The NW structures belong to the graben-horst system San Luis Potosi-Zacatecas, that has been working since the late Jurassic to the Neogene. The NE structures are part of the basin and range faults of Neogene age. All these structures have been recognized on the Landsat 5-7 images. Were analized 6 drill holes that cross the principal ore body and the hanging and foot walls, with more than 3000 m. with whole rock major geochemical analysis by ICP-ES and 43 trace elements by ICP MS; more than 100 thin sections were observed.

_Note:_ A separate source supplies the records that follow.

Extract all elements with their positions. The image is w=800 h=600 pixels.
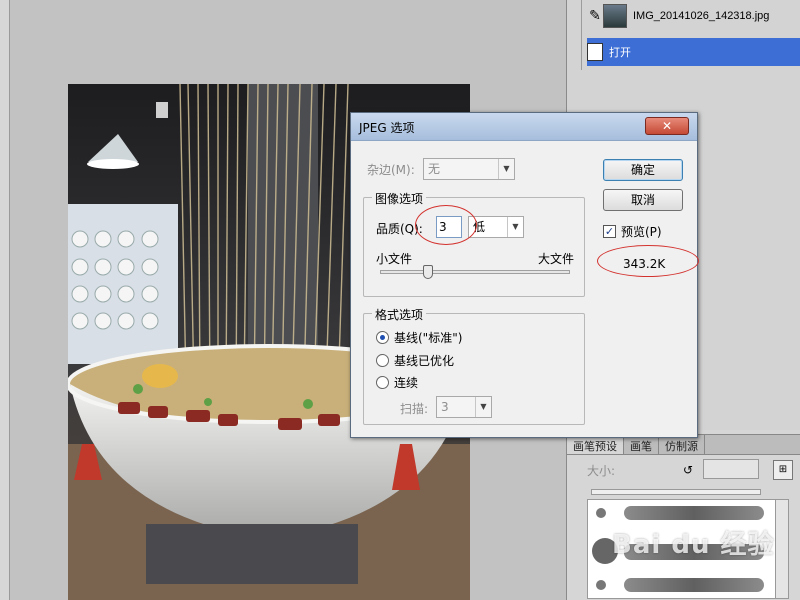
history-snapshot[interactable]: ✎ IMG_20141026_142318.jpg — [587, 2, 800, 30]
quality-slider-thumb[interactable] — [422, 265, 433, 279]
chevron-down-icon[interactable]: ▼ — [507, 217, 523, 237]
image-options-group: 图像选项 品质(Q): 3 低 ▼ 小文件 大文件 — [363, 190, 585, 297]
chevron-down-icon: ▼ — [475, 397, 491, 417]
chevron-down-icon: ▼ — [498, 159, 514, 179]
preview-label[interactable]: 预览(P) — [621, 223, 662, 240]
history-brush-icon[interactable]: ✎ — [587, 8, 603, 24]
matte-value: 无 — [428, 162, 441, 176]
image-options-legend: 图像选项 — [372, 190, 427, 207]
brush-size-input[interactable] — [703, 459, 759, 479]
dialog-title: JPEG 选项 — [359, 121, 415, 135]
quality-slider-track[interactable] — [380, 270, 570, 274]
preview-checkbox[interactable]: ✓ — [603, 225, 616, 238]
snapshot-thumbnail — [603, 4, 627, 28]
radio-baseline-optimized[interactable] — [376, 354, 389, 367]
dialog-body: 杂边(M): 无 ▼ 图像选项 品质(Q): 3 低 ▼ 小文件 大文件 格式选… — [351, 141, 699, 437]
brush-presets-panel: 画笔预设 画笔 仿制源 大小: ↺ ⊞ — [567, 434, 800, 600]
baseline-standard-label[interactable]: 基线("标准") — [394, 329, 462, 346]
brush-tabs: 画笔预设 画笔 仿制源 — [567, 435, 800, 455]
annotation-ellipse-filesize — [597, 245, 699, 277]
scans-value: 3 — [441, 400, 449, 414]
history-step-icon — [587, 43, 603, 61]
ok-button[interactable]: 确定 — [603, 159, 683, 181]
radio-baseline-standard[interactable] — [376, 331, 389, 344]
format-options-group: 格式选项 基线("标准") 基线已优化 连续 扫描: 3 ▼ — [363, 306, 585, 425]
brush-stroke-preview — [624, 578, 764, 592]
baseline-optimized-label[interactable]: 基线已优化 — [394, 352, 454, 369]
reset-icon[interactable]: ↺ — [683, 463, 693, 477]
baidu-watermark: Bai du 经验 — [612, 530, 775, 560]
progressive-label[interactable]: 连续 — [394, 374, 418, 391]
scans-label: 扫描: — [400, 402, 429, 416]
cancel-button[interactable]: 取消 — [603, 189, 683, 211]
large-file-label: 大文件 — [538, 252, 575, 266]
brush-size-slider[interactable] — [591, 489, 761, 495]
format-options-legend: 格式选项 — [372, 306, 427, 323]
radio-progressive[interactable] — [376, 376, 389, 389]
history-step-label: 打开 — [609, 47, 631, 59]
history-step-open[interactable]: 打开 — [587, 38, 800, 66]
brush-tip-small[interactable] — [596, 580, 606, 590]
brush-size-label: 大小: — [587, 463, 616, 478]
vertical-ruler — [0, 0, 10, 600]
brush-stroke-preview — [624, 506, 764, 520]
brush-tip-small[interactable] — [596, 508, 606, 518]
dialog-titlebar[interactable]: JPEG 选项 ✕ — [351, 113, 697, 141]
history-divider — [581, 0, 582, 70]
jpeg-options-dialog: JPEG 选项 ✕ 杂边(M): 无 ▼ 图像选项 品质(Q): 3 低 ▼ 小… — [350, 112, 699, 438]
new-brush-icon[interactable]: ⊞ — [773, 460, 793, 480]
snapshot-name: IMG_20141026_142318.jpg — [633, 10, 770, 22]
small-file-label: 小文件 — [376, 252, 413, 266]
annotation-ellipse-quality — [415, 205, 477, 245]
matte-select: 无 ▼ — [423, 158, 515, 180]
brush-list-scrollbar[interactable] — [775, 499, 789, 599]
scans-select: 3 ▼ — [436, 396, 492, 418]
close-button[interactable]: ✕ — [645, 117, 689, 135]
matte-label: 杂边(M): — [367, 163, 415, 177]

The widest alteration is a sericite-pyrite-rich zone in the dome of rhyolitic composition, strong calcareous alteration at the NW part of the body, at the hanging wall; strong calcareous alteration, intense pyritic alteration and intense k-feldespar alteration on the footwall. The various alteration facies can be discriminated geochemically in the Large's Alteration BoxPlot, it is possible also to identify common trend lines associated with particular styles of hydrothermal alteration.